MEV-Boost is essentially the same service as the Flashbots Auction, but with a new added player group called builders between the searchers and the relays. MEV-Boost builders serve an almost identical role as builders in the Ethereum PBS: They gather transactions from searchers to form blocks with the highest expected MEV profit and send them to relays. Then, relays validate the blocks sent by the builders, the same as in the Flashbots Auction, and relay them to the block producers. At this time, block producers can only get the blocks produced by the builders if they have connected MEV-Boost software to the consensus client. According to Flashbots, validators can increase their staking rewards by up to 60% when using the MEV-Boost. Currently, Flashbots’ activity is very high with a whopping 81% of Ethereum relay blocks produced by Flashbots, causing some concerns about centralization.
5-3. Cosmos: Let Us Tokenize MEV
According to ATOM 2.0 white paper published at the end of last September, Cosmos plans to tokenize MEV via the Interchain Scheduler and boost blockspace auction activities.
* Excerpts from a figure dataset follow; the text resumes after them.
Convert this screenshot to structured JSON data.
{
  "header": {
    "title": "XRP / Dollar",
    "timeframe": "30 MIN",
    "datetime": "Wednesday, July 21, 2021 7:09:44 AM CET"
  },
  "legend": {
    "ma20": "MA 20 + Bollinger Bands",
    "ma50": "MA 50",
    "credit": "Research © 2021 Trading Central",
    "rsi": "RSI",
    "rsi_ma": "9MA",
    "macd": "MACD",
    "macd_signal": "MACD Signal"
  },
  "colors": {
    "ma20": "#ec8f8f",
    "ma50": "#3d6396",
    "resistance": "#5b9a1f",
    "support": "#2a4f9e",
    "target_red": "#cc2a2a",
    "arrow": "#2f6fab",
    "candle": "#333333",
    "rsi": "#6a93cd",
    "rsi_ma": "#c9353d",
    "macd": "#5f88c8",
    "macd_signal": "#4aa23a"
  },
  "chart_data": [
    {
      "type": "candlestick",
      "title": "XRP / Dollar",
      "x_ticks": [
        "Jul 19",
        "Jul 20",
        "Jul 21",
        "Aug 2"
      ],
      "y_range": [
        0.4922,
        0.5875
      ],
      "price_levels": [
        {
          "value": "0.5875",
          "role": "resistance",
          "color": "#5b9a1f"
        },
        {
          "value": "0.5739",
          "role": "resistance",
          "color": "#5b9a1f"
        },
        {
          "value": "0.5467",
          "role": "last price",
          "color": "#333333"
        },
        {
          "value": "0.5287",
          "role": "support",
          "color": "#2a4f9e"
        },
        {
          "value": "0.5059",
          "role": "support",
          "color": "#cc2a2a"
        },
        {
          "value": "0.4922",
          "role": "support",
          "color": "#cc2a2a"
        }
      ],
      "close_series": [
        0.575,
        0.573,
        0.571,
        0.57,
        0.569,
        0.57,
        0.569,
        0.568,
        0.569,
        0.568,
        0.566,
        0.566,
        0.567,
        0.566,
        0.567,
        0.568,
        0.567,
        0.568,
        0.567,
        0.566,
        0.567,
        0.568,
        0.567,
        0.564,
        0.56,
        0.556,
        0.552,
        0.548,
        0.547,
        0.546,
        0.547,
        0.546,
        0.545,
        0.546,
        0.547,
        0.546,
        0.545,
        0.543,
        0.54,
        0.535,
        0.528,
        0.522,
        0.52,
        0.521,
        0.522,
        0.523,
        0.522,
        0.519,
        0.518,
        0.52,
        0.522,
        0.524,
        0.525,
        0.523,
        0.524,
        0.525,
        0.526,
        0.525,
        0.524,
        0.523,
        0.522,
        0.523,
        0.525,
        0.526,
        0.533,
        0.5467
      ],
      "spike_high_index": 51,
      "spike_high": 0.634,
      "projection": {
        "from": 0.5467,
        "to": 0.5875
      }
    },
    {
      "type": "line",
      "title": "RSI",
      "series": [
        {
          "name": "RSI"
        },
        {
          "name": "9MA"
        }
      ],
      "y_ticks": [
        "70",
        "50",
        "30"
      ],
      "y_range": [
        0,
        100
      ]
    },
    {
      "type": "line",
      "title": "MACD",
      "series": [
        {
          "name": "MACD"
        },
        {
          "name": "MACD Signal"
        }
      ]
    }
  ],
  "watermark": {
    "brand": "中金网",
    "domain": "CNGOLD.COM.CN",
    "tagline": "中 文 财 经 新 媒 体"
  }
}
Using interchain MEV is more important to Cosmos network than any other L1 blockchains since it needs a way to stabilize asset prices through arbitrage because Cosmos has a large number of app chains, and fragmented assets (with asset prices varying by chain). When tokens are on different chains like they are on Cosmos, there is no guarantee that you would successfully profit from arbitrage even if you captured the opportunity. On Ethereum, you would be able to easily pass arbitrage transactions in a single block as a flash loan, but on Cosmos, even if the transactions pass through one chain, other transactions needed to conclude the arbitrage may not pass other chains. (For example, even if you successfully purchased Token Z at USD 0.9 on Chain A, if you fail to sell Token Z at USD 1.1 on Chain B, the arbitrage fails.)
To cope with such issue, Cosmos has come up with an idea to tokenize blockspace (as NFTs) to be sold in auctions in a separate consumer chain called the Interchain Scheduler. The launch of Interchain Scheduler enabled Cosmos protocols to send blockspace tokens to the consumer chain and purchasers to bid for blockspace with their $ATOM to finalize their arbitrage opportunities. A part of the revenue incurred from token sales would go to the protocols selling the blockspace, with the rest going to the Cosmos Hub treasury, organically linking up with the Interchain Allocator.